3. One window at a time processing. You don't use direct bit munging, but you early exit the window when you hit the non-unique character, and skip the window forward to the first instance of that non-unique character.

IE given "hmma<something>", n=4, you early exit at the second m, and skip processing windows forward to right after the first m (since no window prior to that can be unique, as they will all hit the double m)

4. One window at a time processing, bit munging, same otherwise as #3

5. Sliding window processing, no bit munging

6. Sliding window processing, bit munging.

The speedup between the 1-2 vs 3-6 is much greater than 5 vs 6 and 3 vs 4.

You could probably make 3 pretty darn competitive with 6, and 4 could probably beat 6 with SIMD (IE processing multiple windows in parallel really fast, and maybe wasting work, vs guaranteeing you only do the minimum work to find a unique window)

dahfizz · on Dec 13, 2022

I don't think you are correct. Certainly not with a word size of 4. For very large word sizes, the early return will be a big win. But you are really under-rating how expensive the hashmap will be vs "bit munging".

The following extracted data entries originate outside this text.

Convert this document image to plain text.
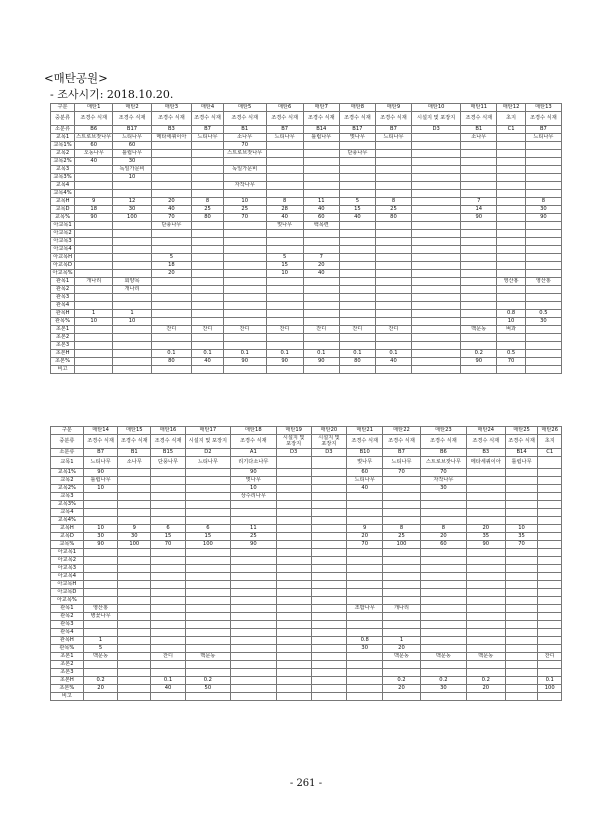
<매탄공원>
- 조사시기: 2018.10.20.
구분	매탄1	매탄2	매탄3	매탄4	매탄5	매탄6	매탄7	매탄8	매탄9	매탄10	매탄11	매탄12	매탄13
중분류	조경수 식재	조경수 식재	조경수 식재	조경수 식재	조경수 식재	조경수 식재	조경수 식재	조경수 식재	조경수 식재	시설지 및 포장지	조경수 식재	초지	조경수 식재
소분류	B6	B17	B3	B7	B1	B7	B14	B17	B7	D3	B1	C1	B7
교목1	스트로브잣나무	느티나무	메타세쿼이아	느티나무	소나무	느티나무	틀립나무	벚나무	느티나무		소나무		느티나무
교목1%	60	60			70								
교목2	오동나무	틀립나무			스트로브잣나무			단풍나무					
교목2%	40	30											
교목3		독일가문비			독일가문비								
교목3%		10											
교목4					자작나무								
교목4%													
교목H	9	12	20	8	10	8	11	5	8		7		8
교목D	18	30	40	25	25	28	40	15	25		14		30
교목%	90	100	70	80	70	40	60	40	80		90		90
아교목1			단풍나무			벚나무	백목련						
아교목2													
아교목3													
아교목4													
아교목H			5			5	7						
아교목D			18			15	20						
아교목%			20			10	40						
관목1	개나리	회양목										영산홍	영산홍
관목2		개나리											
관목3													
관목4													
관목H	1	1										0.8	0.5
관목%	10	10										10	30
초본1			잔디	잔디	잔디	잔디	잔디	잔디	잔디		맥문동	벼과	
초본2													
초본3													
초본H			0.1	0.1	0.1	0.1	0.1	0.1	0.1		0.2	0.5	
초본%			80	40	90	90	90	80	40		90	70	
비고													
구분	매탄14	매탄15	매탄16	매탄17	매탄18	매탄19	매탄20	매탄21	매탄22	매탄23	매탄24	매탄25	매탄26
중분류	조경수 식재	조경수 식재	조경수 식재	시설지 및 포장지	조경수 식재	시설지 및 포장지	시설지 및 포장지	조경수 식재	조경수 식재	조경수 식재	조경수 식재	조경수 식재	초지
소분류	B7	B1	B15	D2	A1	D3	D3	B10	B7	B6	B3	B14	C1
교목1	느티나무	소나무	단풍나무	느티나무	리기다소나무			벚나무	느티나무	스트로브잣나무	메타세쿼이아	틀립나무	
교목1%	90				90			60	70	70			
교목2	틀립나무				벚나무			느티나무		자작나무			
교목2%	10				10			40		30			
교목3					상수리나무								
교목3%													
교목4													
교목4%													
교목H	10	9	6	6	11			9	8	8	20	10	
교목D	30	30	15	15	25			20	25	20	35	35	
교목%	90	100	70	100	90			70	100	60	90	70	
아교목1													
아교목2													
아교목3													
아교목4													
아교목H													
아교목D													
아교목%													
관목1	영산홍							조팝나무	개나리				
관목2	병꽃나무												
관목3													
관목4													
관목H	1							0.8	1				
관목%	5							30	20				
초본1	맥문동		잔디	맥문동					맥문동	맥문동	맥문동		잔디
초본2													
초본3													
초본H	0.2		0.1	0.2					0.2	0.2	0.2		0.1
초본%	20		40	50					20	30	20		100
비고													
- 261 -
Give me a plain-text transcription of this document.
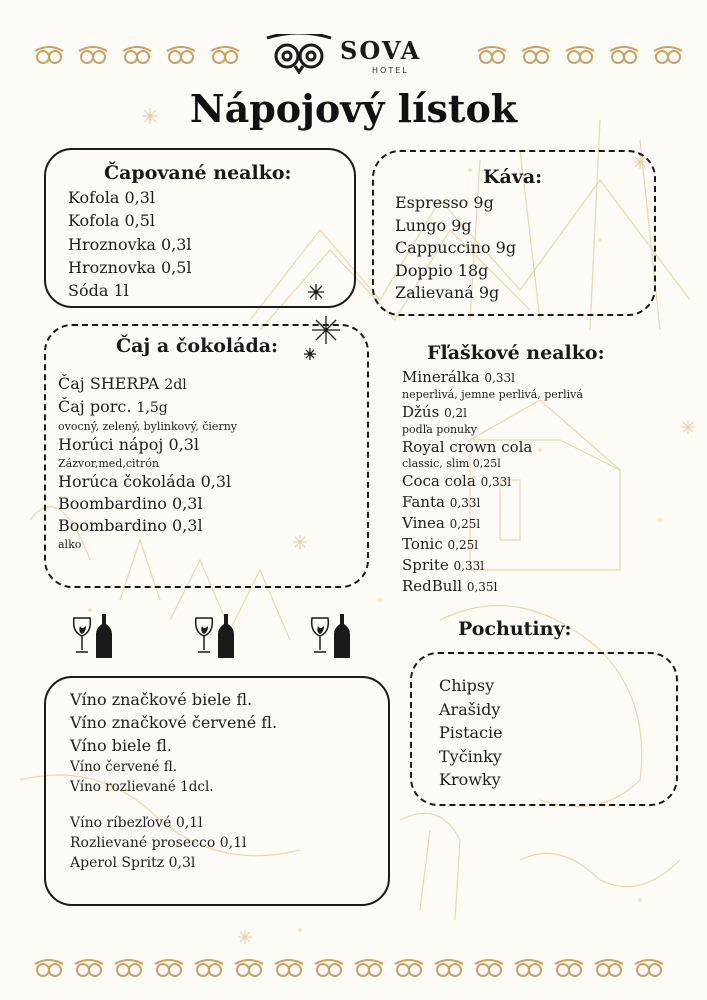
SOVA
HOTEL
Nápojový lístok
Čapované nealko:
Kofola 0,3l
Kofola 0,5l
Hroznovka 0,3l
Hroznovka 0,5l
Sóda 1l
Káva:
Espresso 9g
Lungo 9g
Cappuccino 9g
Doppio 18g
Zalievaná 9g
Čaj a čokoláda:
Čaj SHERPA 2dl
Čaj porc. 1,5g
ovocný, zelený, bylinkový, čierny
Horúci nápoj 0,3l
Zázvor,med,citrón
Horúca čokoláda 0,3l
Boombardino 0,3l
Boombardino 0,3l
alko
Fľaškové nealko:
Minerálka 0,33l
neperlivá, jemne perlivá, perlivá
Džús 0,2l
podľa ponuky
Royal crown cola
classic, slim 0,25l
Coca cola 0,33l
Fanta 0,33l
Vinea 0,25l
Tonic 0,25l
Sprite 0,33l
RedBull 0,35l
Pochutiny:
Chipsy
Arašidy
Pistacie
Tyčinky
Krowky
Víno značkové biele fl.
Víno značkové červené fl.
Víno biele fl.
Víno červené fl.
Víno rozlievané 1dcl.
Víno ríbezľové 0,1l
Rozlievané prosecco 0,1l
Aperol Spritz 0,3l
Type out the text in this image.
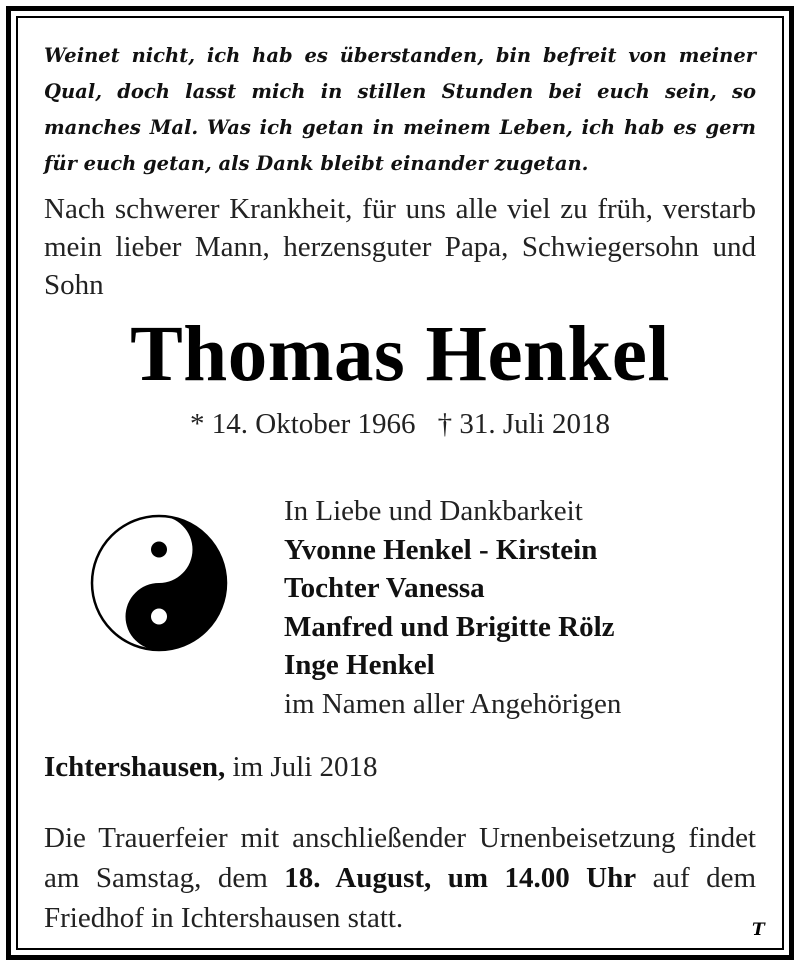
Weinet nicht, ich hab es überstanden, bin befreit von meiner Qual, doch lasst mich in stillen Stunden bei euch sein, so manches Mal. Was ich getan in meinem Leben, ich hab es gern für euch getan, als Dank bleibt einander zugetan.

Nach schwerer Krankheit, für uns alle viel zu früh, verstarb mein lieber Mann, herzensguter Papa, Schwiegersohn und Sohn

Thomas Henkel
* 14. Oktober 1966 † 31. Juli 2018
In Liebe und Dankbarkeit
Yvonne Henkel - Kirstein
Tochter Vanessa
Manfred und Brigitte Rölz
Inge Henkel
im Namen aller Angehörigen
Ichtershausen, im Juli 2018

Die Trauerfeier mit anschließender Urnenbeisetzung findet am Samstag, dem 18. August, um 14.00 Uhr auf dem Friedhof in Ichtershausen statt.	T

You could roll your own perfect hash, but you would end up with a solution that looks almost identical to TFA. If you use a stdlib hash, you are going to be chasing pointers all over memory to do a single insert / lookup. De-referencing a single pointer not in cache costs 50 - 100 clock cycles on a modern system. By the time you do one insert, TFA will have XOR'd at least 32 chars into its bit mask. And your cache won't be as nice as in TFA, slowing you down even more.

Given the two scenarios: 1) bit munging, no early return 2) hash lookup, early return

I would guess scenario 1 wins until word size gets above ~256. And obviously, we can add an early return to scenario 1 to make it unquestionably the fastest.